Analyses of body composition (including PUFAs) of bats of little brown myotis (Myotis lucifugus) during the pre-hibernation period will be conducted at sites affected by and unaffected by WNS to test three hypotheses that may help reveal or rule out causes of premature deaths or compromise reproductive success in these hibernating bats. Body composition analysis provides the most accurate and reliable estimates of total body water, WAT, and lean dry mass, and analyses of PUFAs in WAT collected from bats during the pre-hibernation fattening period.
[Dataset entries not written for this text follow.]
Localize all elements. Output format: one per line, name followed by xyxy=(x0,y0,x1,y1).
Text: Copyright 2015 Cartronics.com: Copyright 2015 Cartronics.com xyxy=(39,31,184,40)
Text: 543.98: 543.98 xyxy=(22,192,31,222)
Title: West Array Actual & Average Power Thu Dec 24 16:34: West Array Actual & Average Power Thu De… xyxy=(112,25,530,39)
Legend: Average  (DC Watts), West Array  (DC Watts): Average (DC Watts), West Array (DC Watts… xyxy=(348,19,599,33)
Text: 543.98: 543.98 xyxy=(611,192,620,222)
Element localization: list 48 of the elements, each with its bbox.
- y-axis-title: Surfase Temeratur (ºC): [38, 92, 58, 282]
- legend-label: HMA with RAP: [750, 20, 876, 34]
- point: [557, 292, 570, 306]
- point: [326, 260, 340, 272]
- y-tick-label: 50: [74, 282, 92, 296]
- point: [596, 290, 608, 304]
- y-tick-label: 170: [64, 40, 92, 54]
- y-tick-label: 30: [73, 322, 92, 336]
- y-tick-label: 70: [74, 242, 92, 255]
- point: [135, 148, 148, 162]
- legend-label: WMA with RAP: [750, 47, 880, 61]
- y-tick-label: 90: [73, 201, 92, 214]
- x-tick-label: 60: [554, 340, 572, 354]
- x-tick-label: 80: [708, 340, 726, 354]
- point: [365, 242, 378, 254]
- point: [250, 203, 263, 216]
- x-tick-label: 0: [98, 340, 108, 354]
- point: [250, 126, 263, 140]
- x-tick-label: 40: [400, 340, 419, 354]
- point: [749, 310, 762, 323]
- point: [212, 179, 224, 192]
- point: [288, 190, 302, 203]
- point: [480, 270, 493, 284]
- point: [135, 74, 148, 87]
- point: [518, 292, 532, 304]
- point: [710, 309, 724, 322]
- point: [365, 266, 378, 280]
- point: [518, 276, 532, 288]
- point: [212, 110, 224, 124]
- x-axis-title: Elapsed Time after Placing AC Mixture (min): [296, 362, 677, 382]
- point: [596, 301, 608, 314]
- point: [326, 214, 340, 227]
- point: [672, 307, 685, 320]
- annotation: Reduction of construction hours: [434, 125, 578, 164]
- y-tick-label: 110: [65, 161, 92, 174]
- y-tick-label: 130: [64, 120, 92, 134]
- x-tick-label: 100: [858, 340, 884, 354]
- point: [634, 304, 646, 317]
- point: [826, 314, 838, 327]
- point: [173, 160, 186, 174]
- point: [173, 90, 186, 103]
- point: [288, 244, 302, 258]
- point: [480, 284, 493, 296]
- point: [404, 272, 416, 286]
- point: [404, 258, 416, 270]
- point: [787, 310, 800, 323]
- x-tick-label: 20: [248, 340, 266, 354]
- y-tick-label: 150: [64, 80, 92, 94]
These data promise to provide valuable insight for testing proposed hypotheses to help explain why hibernating bats are dying prematurely at hibernacula in the northeastern US, and in turn suggest directions for future study to better understand WNS.

The proposed research will facilitate cross-disciplinary research between an ecologist, biochemical ecologist, and an endocrinologist to address an urgent environmental problem: unexpected mortality in hibernating insectivorous bats in the northeastern US. The proposed research will provide new insight into the mechanisms that influence winter survival and reproductive success in bats. Moreover, this research will provide an excellent opportunity to highlight the ecological and economic importance of bats in temperate ecosystems through print media, radio, TV, and web-based Internet blogs.